Democratic President Joe Biden and Republican House of Representatives Speaker Kevin McCarthy on Sunday signed off on an agreement to temporarily suspend the debt ceiling and cap some federal spending in order to prevent a U.S. debt default. Biden said the deal was ready to move to Congress for a vote.
“The Committee on Rules will meet Tuesday, May 30, 2023 at 3:00 PM ET,” the panel said in a statement on Monday.
The deal, if approved, will prevent the U.S. government from defaulting on its debt and comes after weeks of heated negotiations between Biden and House Republicans. It has drawn fire from both hardline Republicans and progressive Democrats, but Biden and McCarthy are banking on getting enough votes from both sides.
McCarthy on Sunday predicted he would have the support of a majority of his fellow Republicans, and House Democratic leader Hakeem Jeffries said he expected Democratic support.

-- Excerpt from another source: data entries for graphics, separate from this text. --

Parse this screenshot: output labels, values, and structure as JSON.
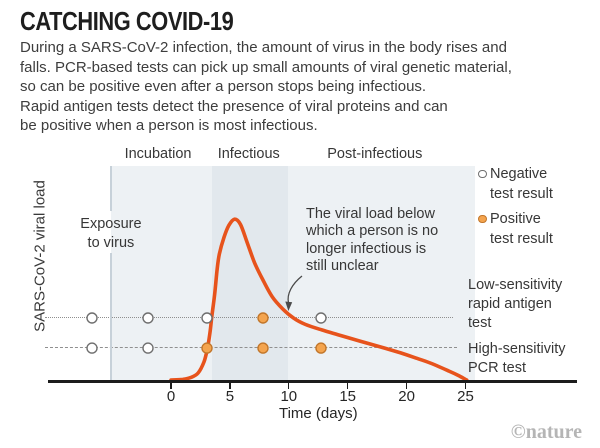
{
  "header": {
    "title": "CATCHING COVID-19",
    "intro_lines": [
      "During a SARS-CoV-2 infection, the amount of virus in the body rises and",
      "falls. PCR-based tests can pick up small amounts of viral genetic material,",
      "so can be positive even after a person stops being infectious.",
      "Rapid antigen tests detect the presence of viral proteins and can",
      "be positive when a person is most infectious."
    ]
  },
  "chart_data": {
    "type": "line",
    "title": "CATCHING COVID-19",
    "xlabel": "Time (days)",
    "ylabel": "SARS-CoV-2 viral load",
    "x_ticks": [
      0,
      5,
      10,
      15,
      20,
      25
    ],
    "xlim_days": [
      -10.4,
      34.4
    ],
    "plot_span_days": [
      -5.1,
      25.8
    ],
    "grid": false,
    "phases": [
      {
        "label": "Incubation",
        "label_center_day": -1.1
      },
      {
        "label": "Infectious",
        "label_center_day": 6.6,
        "band_days": [
          3.5,
          9.95
        ],
        "shaded": true
      },
      {
        "label": "Post-infectious",
        "label_center_day": 17.3
      }
    ],
    "exposure": {
      "lines": [
        "Exposure",
        "to virus"
      ],
      "day": -5.1
    },
    "annotation": {
      "lines": [
        "The viral load below",
        "which a person is no",
        "longer infectious is",
        "still unclear"
      ]
    },
    "curve": {
      "name": "viral-load-curve",
      "units": "relative viral load (0-100)",
      "points": [
        [
          0,
          0
        ],
        [
          1,
          0.3
        ],
        [
          1.7,
          1.2
        ],
        [
          2.3,
          3.3
        ],
        [
          2.8,
          8.5
        ],
        [
          3.1,
          15
        ],
        [
          3.3,
          22
        ],
        [
          3.45,
          29
        ],
        [
          3.7,
          40
        ],
        [
          3.9,
          51
        ],
        [
          4.1,
          59
        ],
        [
          4.5,
          67
        ],
        [
          4.9,
          72.5
        ],
        [
          5.4,
          75.5
        ],
        [
          5.9,
          73
        ],
        [
          6.5,
          64
        ],
        [
          7.1,
          55
        ],
        [
          7.8,
          47
        ],
        [
          8.6,
          39
        ],
        [
          9.5,
          33.3
        ],
        [
          10.4,
          29.1
        ],
        [
          11.4,
          26.1
        ],
        [
          12.8,
          23.5
        ],
        [
          14.4,
          20.9
        ],
        [
          16,
          18.3
        ],
        [
          17.8,
          15.5
        ],
        [
          19.5,
          12.7
        ],
        [
          20.8,
          10.3
        ],
        [
          22,
          8
        ],
        [
          23.6,
          4.2
        ],
        [
          24.4,
          2.1
        ],
        [
          25.1,
          0
        ]
      ]
    },
    "test_lines": [
      {
        "name": "low-sensitivity-rapid-antigen-test",
        "label_lines": [
          "Low-sensitivity",
          "rapid antigen",
          "test"
        ],
        "style": "dotted",
        "level": 29.1,
        "points": [
          {
            "day": -6.71,
            "result": "negative"
          },
          {
            "day": -1.95,
            "result": "negative"
          },
          {
            "day": 3.06,
            "result": "negative"
          },
          {
            "day": 7.81,
            "result": "positive"
          },
          {
            "day": 12.73,
            "result": "negative"
          }
        ]
      },
      {
        "name": "high-sensitivity-pcr-test",
        "label_lines": [
          "High-sensitivity",
          "PCR test"
        ],
        "style": "dashed",
        "level": 15,
        "points": [
          {
            "day": -6.71,
            "result": "negative"
          },
          {
            "day": -1.95,
            "result": "negative"
          },
          {
            "day": 3.06,
            "result": "positive"
          },
          {
            "day": 7.81,
            "result": "positive"
          },
          {
            "day": 12.73,
            "result": "positive"
          }
        ]
      }
    ],
    "legend": [
      {
        "lines": [
          "Negative",
          "test result"
        ],
        "type": "negative"
      },
      {
        "lines": [
          "Positive",
          "test result"
        ],
        "type": "positive"
      }
    ],
    "colors": {
      "curve": "#e7531c",
      "positive_fill": "#f4a44e",
      "positive_stroke": "#c2762a",
      "negative_stroke": "#6f6f6f",
      "plot_bg": "#edf1f4",
      "infectious_band": "#e2e8ed",
      "axis": "#1c1c1c",
      "threshold_line": "#8f8f8f"
    }
  },
  "footer": {
    "credit": "©nature"
  }
}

The agreement would suspend the debt limit through Jan. 1 of 2025, cap spending in the 2024 and 2025 budgets, claw back unused COVID funds, speed up the permitting process for some energy projects, and include extra work requirements for food aid programs for poor Americans.
The 99-page bill would authorize more than $886 billion for security spending in fiscal year 2024 and over $703 billion in non-security spending for the same year, not including some adjustments. It would also authorize a 1% increase for security spending in fiscal year 2025.